I can't complete authentication/Account Recovery on my mobile!
Please try on a desktop, laptop, a non-mobile system. We're investigating possible issues with mobile for generating cookies and handling logins.
Mismatch between header and cookie session id error!
You may receive the error "Mismatch between header and cookie session id" when logging into the My RSI website and game with the wrong credentials. Usually, you receive the error when trying to login with your email address and password. My RSI, Spectrum, and the RSI Launcher require your Login ID and password.
Here is some helpful information I share with everyone about logins:
- The website and game will always use your Login ID and password to access.
- When you change your password, you will enter your email through Account Recovery (in My RSI).
- When you change your password, you are automatically logged into the site. After that, switch to Login ID and password.
Replacing your Authenticator
If you replace your Mobile Authenticator app by switching, or just uninstalling and adding a new one, you must remove the Authenticator first!

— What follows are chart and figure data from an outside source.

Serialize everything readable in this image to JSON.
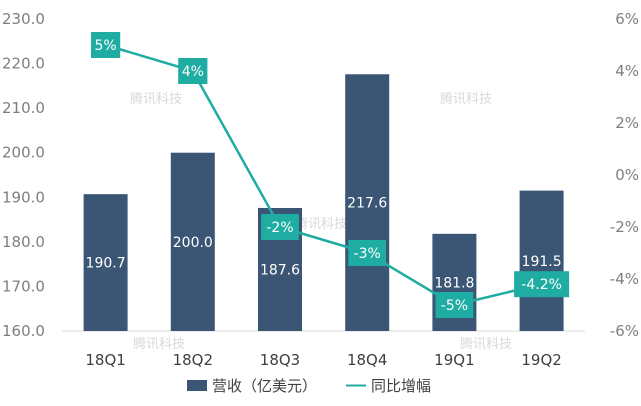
{
  "chart_data": {
    "type": "bar",
    "categories": [
      "18Q1",
      "18Q2",
      "18Q3",
      "18Q4",
      "19Q1",
      "19Q2"
    ],
    "series": [
      {
        "name": "营收（亿美元）",
        "type": "bar",
        "axis": "left",
        "values": [
          190.7,
          200.0,
          187.6,
          217.6,
          181.8,
          191.5
        ],
        "labels": [
          "190.7",
          "200.0",
          "187.6",
          "217.6",
          "181.8",
          "191.5"
        ]
      },
      {
        "name": "同比增幅",
        "type": "line",
        "axis": "right",
        "values": [
          5,
          4,
          -2,
          -3,
          -5,
          -4.2
        ],
        "labels": [
          "5%",
          "4%",
          "-2%",
          "-3%",
          "-5%",
          "-4.2%"
        ]
      }
    ],
    "y_left": {
      "range": [
        160,
        230
      ],
      "ticks": [
        160,
        170,
        180,
        190,
        200,
        210,
        220,
        230
      ],
      "tick_labels": [
        "160.0",
        "170.0",
        "180.0",
        "190.0",
        "200.0",
        "210.0",
        "220.0",
        "230.0"
      ]
    },
    "y_right": {
      "range": [
        -6,
        6
      ],
      "ticks": [
        -6,
        -4,
        -2,
        0,
        2,
        4,
        6
      ],
      "tick_labels": [
        "-6%",
        "-4%",
        "-2%",
        "0%",
        "2%",
        "4%",
        "6%"
      ]
    },
    "grid": false,
    "legend": "bottom",
    "watermark": "腾讯科技",
    "colors": {
      "bar": "#3a5674",
      "line": "#1fada3",
      "label_box": "#1fada3",
      "axis_text": "#7f7f7f"
    }
  }
}
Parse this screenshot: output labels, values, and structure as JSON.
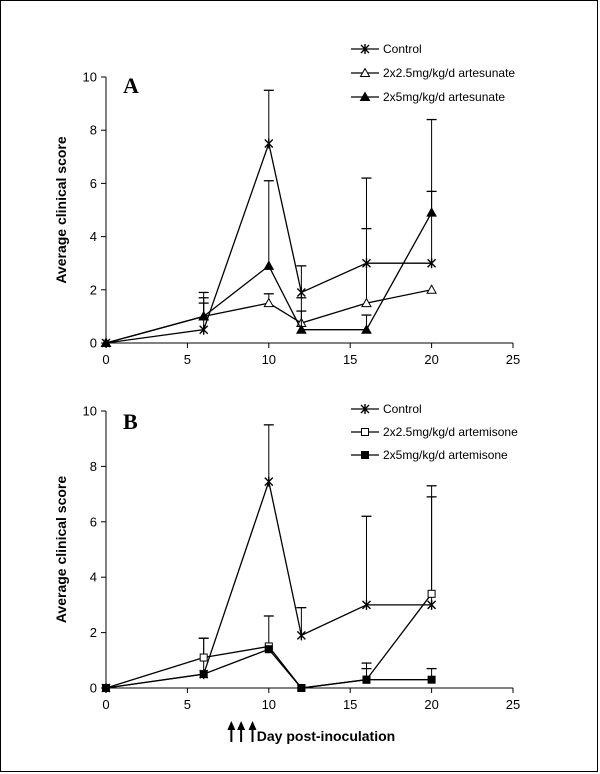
{
  "chart_data": [
    {
      "type": "line",
      "panel_label": "A",
      "ylabel": "Average clinical score",
      "xlabel": "",
      "xlim": [
        0,
        25
      ],
      "ylim": [
        0,
        10
      ],
      "x_ticks": [
        0,
        5,
        10,
        15,
        20,
        25
      ],
      "y_ticks": [
        0,
        2,
        4,
        6,
        8,
        10
      ],
      "legend_position": "top-right",
      "series": [
        {
          "name": "Control",
          "marker": "asterisk",
          "x": [
            0,
            6,
            10,
            12,
            16,
            20
          ],
          "y": [
            0,
            0.5,
            7.5,
            1.9,
            3.0,
            3.0
          ],
          "err": [
            0,
            1.0,
            2.0,
            1.0,
            3.2,
            2.7
          ]
        },
        {
          "name": "2x2.5mg/kg/d artesunate",
          "marker": "triangle-open",
          "x": [
            0,
            6,
            10,
            12,
            16,
            20
          ],
          "y": [
            0,
            1.0,
            1.5,
            0.75,
            1.5,
            2.0
          ],
          "err": [
            0,
            0.7,
            0.35,
            0.45,
            2.8,
            0
          ]
        },
        {
          "name": "2x5mg/kg/d artesunate",
          "marker": "triangle-filled",
          "x": [
            0,
            6,
            10,
            12,
            16,
            20
          ],
          "y": [
            0,
            1.0,
            2.9,
            0.5,
            0.5,
            4.9
          ],
          "err": [
            0,
            0.9,
            3.2,
            1.2,
            0.55,
            3.5
          ]
        }
      ]
    },
    {
      "type": "line",
      "panel_label": "B",
      "ylabel": "Average clinical score",
      "xlabel": "Day post-inoculation",
      "xlim": [
        0,
        25
      ],
      "ylim": [
        0,
        10
      ],
      "x_ticks": [
        0,
        5,
        10,
        15,
        20,
        25
      ],
      "y_ticks": [
        0,
        2,
        4,
        6,
        8,
        10
      ],
      "legend_position": "top-right",
      "treatment_arrows_x": [
        7.7,
        8.3,
        9.0
      ],
      "series": [
        {
          "name": "Control",
          "marker": "asterisk",
          "x": [
            0,
            6,
            10,
            12,
            16,
            20
          ],
          "y": [
            0,
            0.5,
            7.45,
            1.9,
            3.0,
            3.0
          ],
          "err": [
            0,
            1.3,
            2.05,
            1.0,
            3.2,
            3.9
          ]
        },
        {
          "name": "2x2.5mg/kg/d artemisone",
          "marker": "square-open",
          "x": [
            0,
            6,
            10,
            12,
            16,
            20
          ],
          "y": [
            0,
            1.1,
            1.5,
            0.0,
            0.3,
            3.4
          ],
          "err": [
            0,
            0.7,
            1.1,
            0,
            0.6,
            3.9
          ]
        },
        {
          "name": "2x5mg/kg/d artemisone",
          "marker": "square-filled",
          "x": [
            0,
            6,
            10,
            12,
            16,
            20
          ],
          "y": [
            0,
            0.5,
            1.4,
            0.0,
            0.3,
            0.3
          ],
          "err": [
            0,
            0,
            0,
            0,
            0.4,
            0.4
          ]
        }
      ]
    }
  ]
}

Remember, when you scanned that QRcode or confirmed the connection between the app and your account? They shared a secret. That secret key is associated only with that installed authenticator.
Removing the Authenticator:
- Login to your Account on our site.
- Click Security. You'll need to enter your password again. This is to add security to your account settings.
- Remove the authenticator.
- Uninstall the authenticator on your mobile phone.
- Add it all over again, just like the first time!